Ein Generationenroman einer ungarischen Adelsfamilie, der mich ab der ersten Seite gefesselt hatte. Nelio Biedermann ist ein sehr spannender und dichter Roman gelungen (auf der eigenen Familiengeschichte beruhend), in einer grossartigen Sprache geschrieben. Was mir besonders gefiel: Es geht auch sehr viel um die Frage nach Männlichkeit, um Feminismus, um psychische Krankheiten. Die Geschichte mag vielleicht nach der Hälfte etwas abflachen. Und das Ende fand ich jetzt ein wenig zu kitschig und platt. Aber nichtsdestotrotz ein tolles Buch, welches ich ratzfatz durchgelesen hatte. Das Buch war auf der Shortlist für den CH-Buchpreis 2025.
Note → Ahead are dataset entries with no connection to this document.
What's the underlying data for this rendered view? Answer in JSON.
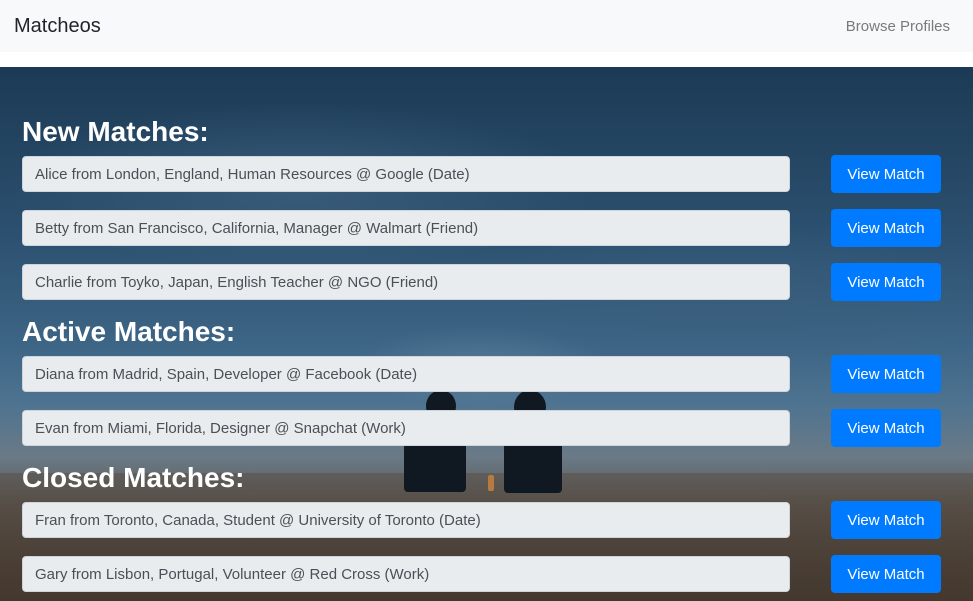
{
  "navbar": {
    "brand": "Matcheos",
    "browse_link": "Browse Profiles"
  },
  "sections": [
    {
      "heading": "New Matches:",
      "matches": [
        {
          "text": "Alice from London, England, Human Resources @ Google (Date)",
          "button": "View Match"
        },
        {
          "text": "Betty from San Francisco, California, Manager @ Walmart (Friend)",
          "button": "View Match"
        },
        {
          "text": "Charlie from Toyko, Japan, English Teacher @ NGO (Friend)",
          "button": "View Match"
        }
      ]
    },
    {
      "heading": "Active Matches:",
      "matches": [
        {
          "text": "Diana from Madrid, Spain, Developer @ Facebook (Date)",
          "button": "View Match"
        },
        {
          "text": "Evan from Miami, Florida, Designer @ Snapchat (Work)",
          "button": "View Match"
        }
      ]
    },
    {
      "heading": "Closed Matches:",
      "matches": [
        {
          "text": "Fran from Toronto, Canada, Student @ University of Toronto (Date)",
          "button": "View Match"
        },
        {
          "text": "Gary from Lisbon, Portugal, Volunteer @ Red Cross (Work)",
          "button": "View Match"
        }
      ]
    }
  ],
  "colors": {
    "primary_button": "#007bff",
    "navbar_bg": "#f8f9fa",
    "field_bg": "#e9ecef"
  }
}
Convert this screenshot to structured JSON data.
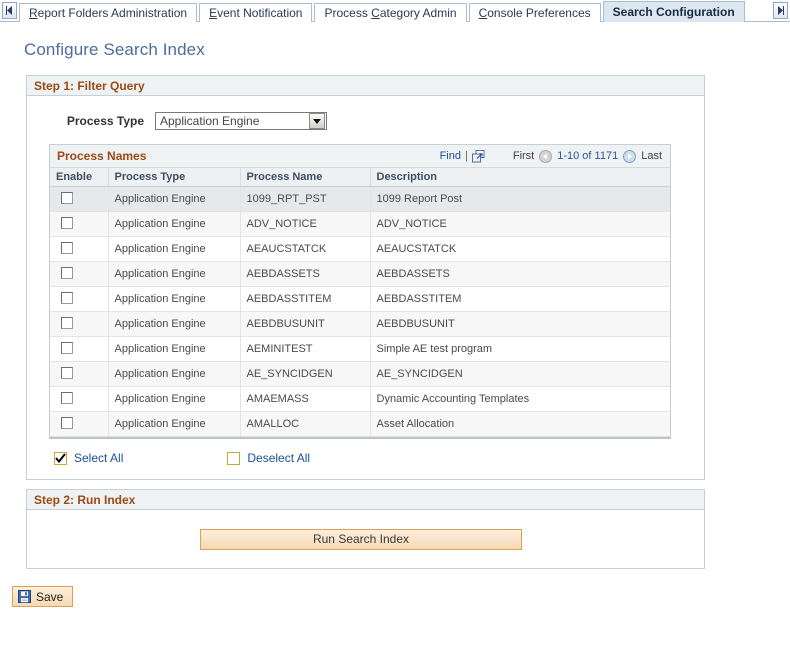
{
  "tabs": {
    "scroll_left_icon": "scroll-left-icon",
    "scroll_right_icon": "scroll-right-icon",
    "items": [
      {
        "label": "Report Folders Administration",
        "accel": "R",
        "active": false
      },
      {
        "label": "Event Notification",
        "accel": "E",
        "active": false
      },
      {
        "label": "Process Category Admin",
        "accel": "C",
        "active": false
      },
      {
        "label": "Console Preferences",
        "accel": "C",
        "active": false
      },
      {
        "label": "Search Configuration",
        "accel": "",
        "active": true
      }
    ]
  },
  "page": {
    "title": "Configure Search Index"
  },
  "step1": {
    "header": "Step 1: Filter Query",
    "process_type_label": "Process Type",
    "process_type_value": "Application Engine",
    "dropdown_icon": "chevron-down-icon"
  },
  "grid": {
    "title": "Process Names",
    "find_label": "Find",
    "separator": "|",
    "expand_icon": "view-all-expand-icon",
    "first_label": "First",
    "prev_icon": "prev-arrow-icon",
    "range_label": "1-10 of 1171",
    "next_icon": "next-arrow-icon",
    "last_label": "Last",
    "columns": [
      "Enable",
      "Process Type",
      "Process Name",
      "Description"
    ],
    "rows": [
      {
        "enabled": false,
        "process_type": "Application Engine",
        "process_name": "1099_RPT_PST",
        "description": "1099 Report Post"
      },
      {
        "enabled": false,
        "process_type": "Application Engine",
        "process_name": "ADV_NOTICE",
        "description": "ADV_NOTICE"
      },
      {
        "enabled": false,
        "process_type": "Application Engine",
        "process_name": "AEAUCSTATCK",
        "description": "AEAUCSTATCK"
      },
      {
        "enabled": false,
        "process_type": "Application Engine",
        "process_name": "AEBDASSETS",
        "description": "AEBDASSETS"
      },
      {
        "enabled": false,
        "process_type": "Application Engine",
        "process_name": "AEBDASSTITEM",
        "description": "AEBDASSTITEM"
      },
      {
        "enabled": false,
        "process_type": "Application Engine",
        "process_name": "AEBDBUSUNIT",
        "description": "AEBDBUSUNIT"
      },
      {
        "enabled": false,
        "process_type": "Application Engine",
        "process_name": "AEMINITEST",
        "description": "Simple AE test program"
      },
      {
        "enabled": false,
        "process_type": "Application Engine",
        "process_name": "AE_SYNCIDGEN",
        "description": "AE_SYNCIDGEN"
      },
      {
        "enabled": false,
        "process_type": "Application Engine",
        "process_name": "AMAEMASS",
        "description": "Dynamic Accounting Templates"
      },
      {
        "enabled": false,
        "process_type": "Application Engine",
        "process_name": "AMALLOC",
        "description": "Asset Allocation"
      }
    ]
  },
  "select_actions": {
    "select_all_label": "Select All",
    "select_all_checked": true,
    "deselect_all_label": "Deselect All",
    "deselect_all_checked": false
  },
  "step2": {
    "header": "Step 2: Run Index",
    "run_button_label": "Run Search Index"
  },
  "footer": {
    "save_label": "Save",
    "save_icon": "save-floppy-icon"
  },
  "colors": {
    "title_blue": "#4e6c9e",
    "section_orange": "#9c4a16",
    "link_blue": "#1a4f9c",
    "button_peach": "#f6d9b4",
    "panel_header_bg": "#eef2f3"
  }
}
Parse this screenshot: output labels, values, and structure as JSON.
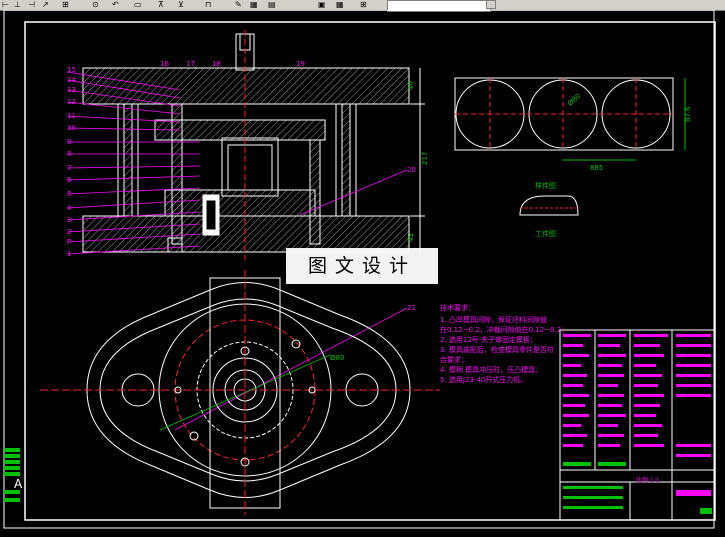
{
  "toolbar": {
    "icons": [
      "ortho-icon",
      "snap-icon",
      "grid-icon",
      "polar-icon",
      "osnap-icon",
      "otrack-icon",
      "layer-icon",
      "properties-icon",
      "table-icon",
      "table2-icon"
    ],
    "search_value": ""
  },
  "drawing": {
    "part_labels_left": [
      "15",
      "14",
      "13",
      "12",
      "11",
      "10",
      "9",
      "8",
      "7",
      "6",
      "5",
      "4",
      "3",
      "2",
      "P",
      "1"
    ],
    "part_labels_top": [
      "16",
      "17",
      "18",
      "19"
    ],
    "label_20": "20",
    "label_21": "21",
    "dim_right_40": "40",
    "dim_right_217": "217",
    "dim_right_45": "45",
    "dim_plan_width": "885",
    "dim_plan_height": "87.6",
    "dim_plan_diag": "Ø80",
    "dim_big_dia": "Ø80",
    "small_view_label1": "样件图",
    "small_view_label2": "工件图",
    "tech_title": "技术要求：",
    "tech_notes": [
      "1. 凸凹模具间隙，保证坯料间隙值",
      "   在0.12~0.2，冲裁间隙值在0.12~0.2；",
      "2. 选用12号 夹子做固定模板；",
      "3. 模具装配后，检查模具零件是否符",
      "   合要求；",
      "4. 模柄 模具冲压时，压凸模具；",
      "5. 选用J23-40开式压力机。"
    ],
    "title_block_scale": "比例 1:1",
    "left_strip_label": "A"
  },
  "watermark": "图文设计",
  "colors": {
    "background": "#000000",
    "lines": "#ffffff",
    "magenta": "#ff00ff",
    "green": "#00c000",
    "hatch": "#bfbfbf",
    "center": "#ff2020"
  }
}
Sadie und Sam freunden sich in den Achtziger Jahren als Kinder an. Computerspiele sind ihre Welt. Ihre Freundschaft endet nach einem Streit aprupt. In den Neunziger Jahren begegnen sie sich wieder, mittlerweile studieren beide. Sie freunden sich erneut an und entscheiden sich, gemeinsam ein Computerspiel zu programmieren. Das Spiel hat grossen Erfolg, worauf sie gemeinsam eine Firma gründen. Mit dem Erfolg kommt es jedoch auch zu Rivalitäten, die ihre Freundschaft erneut gefährdet.
Das Buch erstreckt sich von den Achtzigern bis in die 2000er Jahre. Es geht um Freundschaft, Liebe, Verlust, Trauer, Computerspiele, Behinderung. Und über Erfolg sowie das Scheitern.
Ein vielschichtiger Coming-of-Age Roman, aus dem Leben gegriffen, der mir gut gefallen hat - und das, obwohl ich noch nie eine Gamerin war. Ein toller Nebeneffekt ist, dass das Buch einen interessanten Einblick in die Spielentwicklung zeigt. Ein Kapitel gegen Ende des Buches spielt sogar komplett in einem Game. Das fand ich dann aber etwas langatmig und hat mich nicht gecatcht. Doch es lohnt sich, weiterzulesen, denn im Nachhinein macht dieses Kapitel viel Sinn. Was ich auch sehr mochte: die Autorin wählte eine sehr gendersensible Sprache.
Die Ich-Erzählerin fühlt sich seit vielen Jahren wieder frei. Sie ist geschieden, die beiden Kinder erwachsen und ausgezogen. Sie bewohnt nebst ihrer Wohnung in Wien auch ein Häuschen auf dem Land, wo sie den Sommer geniesst. Sie pflegt gute Freundschaften und ist zufrieden, wie alles so ist. Von den Männern hat sie eigentlich genug. Doch dann trifft sie im Supermarkt auf einmal einen früheren Bekannten (Friedrich) wieder. Die grosse Frage, die sie durch dieses Wiedersehen beschäftigt: Ist sie bereit, ihr gutes Leben nochmals mit einem Mann zu teilen, Kompromisse einzugehen? Ist sie bereit für eine Beziehung?
Eine sehr emanzipierte Geschichte über eine Frau Mitte der Fünzfiger, die mit Männern eigentlich abgeschlossen hatte. Doris Knecht schreibt mit viel Witz über eine selbständige Frau mit schlechten Männererfahrungen, die nicht mehr an die romantische Liebe glaubt.